Issue: W/N the said memorandum may be enforced? NO.
Held:
There are two kinds of administrative issuances: a legislative rule and an interpretative rule. In MOACTI
v. SOF, the Court ruled that “legislative rule is in the nature of subordinate legislation, designed to
implement a primary legislation by providing the details thereof. In the same way that laws must have the
benefit of public hearing, it is generally required that before a legislative rule is adopted there must be
hearing. xxx On the other hand, interpretative rules are designed to provide guidelines to the law which
the administrative agency is in-charge of enforcing.”
It should be understandable that when an administrative rule is merely interpretative in nature, its
applicability needs nothing further than its bare issuance for it gives no real consequence more than what
the law itself has already prescribed. When, upon the other hand, the administrative rule goes beyond
merely providing for the means that can facilitate or render least cumbersome the implementation of the
law but substantially adds to or increases the burden of those governed, it behooves the agency to accord
at least to those directly affected a chance to be heard, and thereafter to be duly informed, before that new
issuance is given the force and effect of law.
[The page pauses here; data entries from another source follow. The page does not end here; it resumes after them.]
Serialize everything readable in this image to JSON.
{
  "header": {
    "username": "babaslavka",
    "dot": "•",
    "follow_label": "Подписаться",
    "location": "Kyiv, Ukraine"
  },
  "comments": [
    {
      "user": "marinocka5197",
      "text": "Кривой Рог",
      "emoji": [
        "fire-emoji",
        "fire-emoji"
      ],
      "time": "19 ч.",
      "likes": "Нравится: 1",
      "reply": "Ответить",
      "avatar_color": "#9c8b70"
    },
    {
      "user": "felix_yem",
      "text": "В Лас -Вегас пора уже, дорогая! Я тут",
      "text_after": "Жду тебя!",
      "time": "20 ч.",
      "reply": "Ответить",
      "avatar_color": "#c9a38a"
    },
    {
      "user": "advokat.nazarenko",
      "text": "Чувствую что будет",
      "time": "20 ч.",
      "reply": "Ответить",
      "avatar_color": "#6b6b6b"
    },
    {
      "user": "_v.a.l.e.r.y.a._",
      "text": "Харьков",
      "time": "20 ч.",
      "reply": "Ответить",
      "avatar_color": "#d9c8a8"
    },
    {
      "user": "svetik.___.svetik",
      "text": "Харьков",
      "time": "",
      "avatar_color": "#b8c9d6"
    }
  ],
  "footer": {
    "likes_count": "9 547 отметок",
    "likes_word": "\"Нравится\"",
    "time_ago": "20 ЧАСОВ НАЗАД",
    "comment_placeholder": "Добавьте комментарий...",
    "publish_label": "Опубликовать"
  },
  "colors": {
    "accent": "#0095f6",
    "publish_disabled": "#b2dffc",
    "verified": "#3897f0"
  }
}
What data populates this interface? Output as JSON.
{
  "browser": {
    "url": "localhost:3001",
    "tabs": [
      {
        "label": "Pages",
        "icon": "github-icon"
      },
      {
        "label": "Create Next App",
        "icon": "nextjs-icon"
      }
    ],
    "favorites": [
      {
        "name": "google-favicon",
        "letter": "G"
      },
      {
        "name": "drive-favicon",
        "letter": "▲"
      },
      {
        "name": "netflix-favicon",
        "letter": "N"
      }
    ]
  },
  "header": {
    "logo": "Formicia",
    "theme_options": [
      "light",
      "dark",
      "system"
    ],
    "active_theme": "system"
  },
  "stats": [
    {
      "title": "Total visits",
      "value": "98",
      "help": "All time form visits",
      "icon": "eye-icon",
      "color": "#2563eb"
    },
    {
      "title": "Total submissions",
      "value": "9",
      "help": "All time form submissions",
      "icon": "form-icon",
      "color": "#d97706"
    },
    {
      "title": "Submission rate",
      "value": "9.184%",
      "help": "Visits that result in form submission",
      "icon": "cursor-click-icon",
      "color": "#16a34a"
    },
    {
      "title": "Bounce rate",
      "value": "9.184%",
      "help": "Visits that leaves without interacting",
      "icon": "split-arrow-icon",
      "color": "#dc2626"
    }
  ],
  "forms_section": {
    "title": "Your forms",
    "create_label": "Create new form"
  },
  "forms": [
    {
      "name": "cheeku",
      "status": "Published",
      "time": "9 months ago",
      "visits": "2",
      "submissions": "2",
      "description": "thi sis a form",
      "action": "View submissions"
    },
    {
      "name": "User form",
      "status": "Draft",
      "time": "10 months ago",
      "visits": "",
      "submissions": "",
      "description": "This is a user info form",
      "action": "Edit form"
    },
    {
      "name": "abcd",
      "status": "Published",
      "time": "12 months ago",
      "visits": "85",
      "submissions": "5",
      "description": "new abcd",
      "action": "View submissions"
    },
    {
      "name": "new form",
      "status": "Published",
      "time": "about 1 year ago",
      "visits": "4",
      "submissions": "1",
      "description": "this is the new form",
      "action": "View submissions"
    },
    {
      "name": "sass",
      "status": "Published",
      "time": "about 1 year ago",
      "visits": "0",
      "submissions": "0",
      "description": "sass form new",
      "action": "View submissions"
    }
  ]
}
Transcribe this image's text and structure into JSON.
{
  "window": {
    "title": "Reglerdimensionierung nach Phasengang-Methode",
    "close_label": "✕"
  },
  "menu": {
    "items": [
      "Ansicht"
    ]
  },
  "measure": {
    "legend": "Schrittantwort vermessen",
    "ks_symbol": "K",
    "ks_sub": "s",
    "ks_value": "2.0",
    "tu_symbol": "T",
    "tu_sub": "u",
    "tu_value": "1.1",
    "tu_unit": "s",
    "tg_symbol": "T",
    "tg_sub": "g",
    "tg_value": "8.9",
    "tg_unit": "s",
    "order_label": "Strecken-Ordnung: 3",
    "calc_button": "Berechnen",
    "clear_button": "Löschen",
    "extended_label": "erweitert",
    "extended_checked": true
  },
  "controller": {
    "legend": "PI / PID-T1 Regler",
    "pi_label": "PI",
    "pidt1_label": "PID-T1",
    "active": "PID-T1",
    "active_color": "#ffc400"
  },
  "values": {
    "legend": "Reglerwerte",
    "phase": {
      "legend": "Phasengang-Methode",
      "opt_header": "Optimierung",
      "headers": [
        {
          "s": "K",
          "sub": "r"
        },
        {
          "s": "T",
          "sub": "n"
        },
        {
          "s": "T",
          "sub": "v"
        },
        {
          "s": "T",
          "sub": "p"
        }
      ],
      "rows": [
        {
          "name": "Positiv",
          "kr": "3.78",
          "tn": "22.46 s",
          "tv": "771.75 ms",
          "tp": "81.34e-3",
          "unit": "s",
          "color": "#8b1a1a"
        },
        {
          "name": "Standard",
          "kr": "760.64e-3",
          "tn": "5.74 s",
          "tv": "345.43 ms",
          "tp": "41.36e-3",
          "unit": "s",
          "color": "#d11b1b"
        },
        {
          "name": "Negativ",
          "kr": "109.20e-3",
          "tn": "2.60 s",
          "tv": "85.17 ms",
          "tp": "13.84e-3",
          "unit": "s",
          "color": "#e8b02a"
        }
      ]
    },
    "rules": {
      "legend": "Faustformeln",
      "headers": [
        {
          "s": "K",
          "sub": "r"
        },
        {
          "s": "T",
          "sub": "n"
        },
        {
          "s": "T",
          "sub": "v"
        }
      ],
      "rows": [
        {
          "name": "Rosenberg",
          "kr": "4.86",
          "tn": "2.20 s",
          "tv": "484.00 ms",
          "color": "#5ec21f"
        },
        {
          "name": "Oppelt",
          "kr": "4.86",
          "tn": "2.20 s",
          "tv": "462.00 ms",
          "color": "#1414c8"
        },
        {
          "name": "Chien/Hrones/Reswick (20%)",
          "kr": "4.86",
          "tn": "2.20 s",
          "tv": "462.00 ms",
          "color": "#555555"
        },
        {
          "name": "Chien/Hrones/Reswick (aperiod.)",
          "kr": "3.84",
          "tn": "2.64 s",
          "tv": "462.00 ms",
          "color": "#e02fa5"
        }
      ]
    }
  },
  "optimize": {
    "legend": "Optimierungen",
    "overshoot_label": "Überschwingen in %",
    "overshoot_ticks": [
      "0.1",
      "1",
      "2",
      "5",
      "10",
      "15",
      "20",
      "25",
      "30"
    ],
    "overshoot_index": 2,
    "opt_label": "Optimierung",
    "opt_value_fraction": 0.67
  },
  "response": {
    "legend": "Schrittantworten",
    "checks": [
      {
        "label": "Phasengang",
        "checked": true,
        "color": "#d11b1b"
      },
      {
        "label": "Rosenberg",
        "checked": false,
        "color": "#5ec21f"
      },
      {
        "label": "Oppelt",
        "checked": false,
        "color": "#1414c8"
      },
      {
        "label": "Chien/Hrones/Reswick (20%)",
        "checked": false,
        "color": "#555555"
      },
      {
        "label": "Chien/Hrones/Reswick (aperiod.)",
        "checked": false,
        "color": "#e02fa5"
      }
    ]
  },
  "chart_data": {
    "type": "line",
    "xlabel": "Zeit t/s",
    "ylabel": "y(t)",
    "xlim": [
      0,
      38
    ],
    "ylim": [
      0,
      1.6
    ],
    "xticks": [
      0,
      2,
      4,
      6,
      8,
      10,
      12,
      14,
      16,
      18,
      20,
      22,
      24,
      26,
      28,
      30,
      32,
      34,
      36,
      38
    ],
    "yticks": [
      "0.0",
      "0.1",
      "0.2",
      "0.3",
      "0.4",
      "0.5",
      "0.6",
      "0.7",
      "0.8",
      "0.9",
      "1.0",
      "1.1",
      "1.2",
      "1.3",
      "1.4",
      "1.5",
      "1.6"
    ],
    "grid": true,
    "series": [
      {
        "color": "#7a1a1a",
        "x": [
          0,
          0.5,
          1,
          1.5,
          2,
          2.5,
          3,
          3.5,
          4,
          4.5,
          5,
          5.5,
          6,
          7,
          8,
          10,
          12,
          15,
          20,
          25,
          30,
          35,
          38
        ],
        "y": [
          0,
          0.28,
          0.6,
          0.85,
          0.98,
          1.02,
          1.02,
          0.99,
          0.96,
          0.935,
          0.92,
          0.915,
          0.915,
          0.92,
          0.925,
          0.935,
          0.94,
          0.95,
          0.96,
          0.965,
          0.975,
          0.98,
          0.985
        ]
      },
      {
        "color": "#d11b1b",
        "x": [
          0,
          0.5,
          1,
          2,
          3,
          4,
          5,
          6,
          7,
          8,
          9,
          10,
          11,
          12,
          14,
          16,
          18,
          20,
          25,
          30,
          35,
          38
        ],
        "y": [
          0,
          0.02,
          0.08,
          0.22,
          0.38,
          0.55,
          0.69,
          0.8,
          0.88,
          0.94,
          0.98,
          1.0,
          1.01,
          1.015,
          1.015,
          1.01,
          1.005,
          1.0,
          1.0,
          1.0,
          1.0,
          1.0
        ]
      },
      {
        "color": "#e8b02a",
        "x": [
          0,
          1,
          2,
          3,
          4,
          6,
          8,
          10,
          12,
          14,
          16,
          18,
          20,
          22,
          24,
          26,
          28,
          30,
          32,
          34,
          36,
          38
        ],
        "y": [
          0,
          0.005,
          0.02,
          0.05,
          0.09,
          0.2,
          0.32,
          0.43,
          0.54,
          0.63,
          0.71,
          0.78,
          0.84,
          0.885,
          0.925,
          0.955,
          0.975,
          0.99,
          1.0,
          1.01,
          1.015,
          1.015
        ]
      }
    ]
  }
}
A reading of the memorandum shows that the circular cannot be viewed as a corrective measure, but
rather it was made to place the said brands within the classification of locally-manufactured cigarettes
bearing foreign brands, for them to be covered by the new law. Hence, without the said circular, the law
would have no new tax rate consequence on the said products. In doing so, it legislated under its quasi-
legislative authority. However, the requirements of due process should not have been ignored. The
circular might have even infringed on uniformity of taxation.
The Constitution mandates taxation to be uniform and equitable. Uniformity requires that all subjects or
objects of taxation, similarly situated, are to be treated alike or put on equal footing both in privileges and
liabilities. All taxable articles or kinds of property of the same class must be taxed at the same rate and the
tax must operate with the same force and effect in every place where the subject may be found.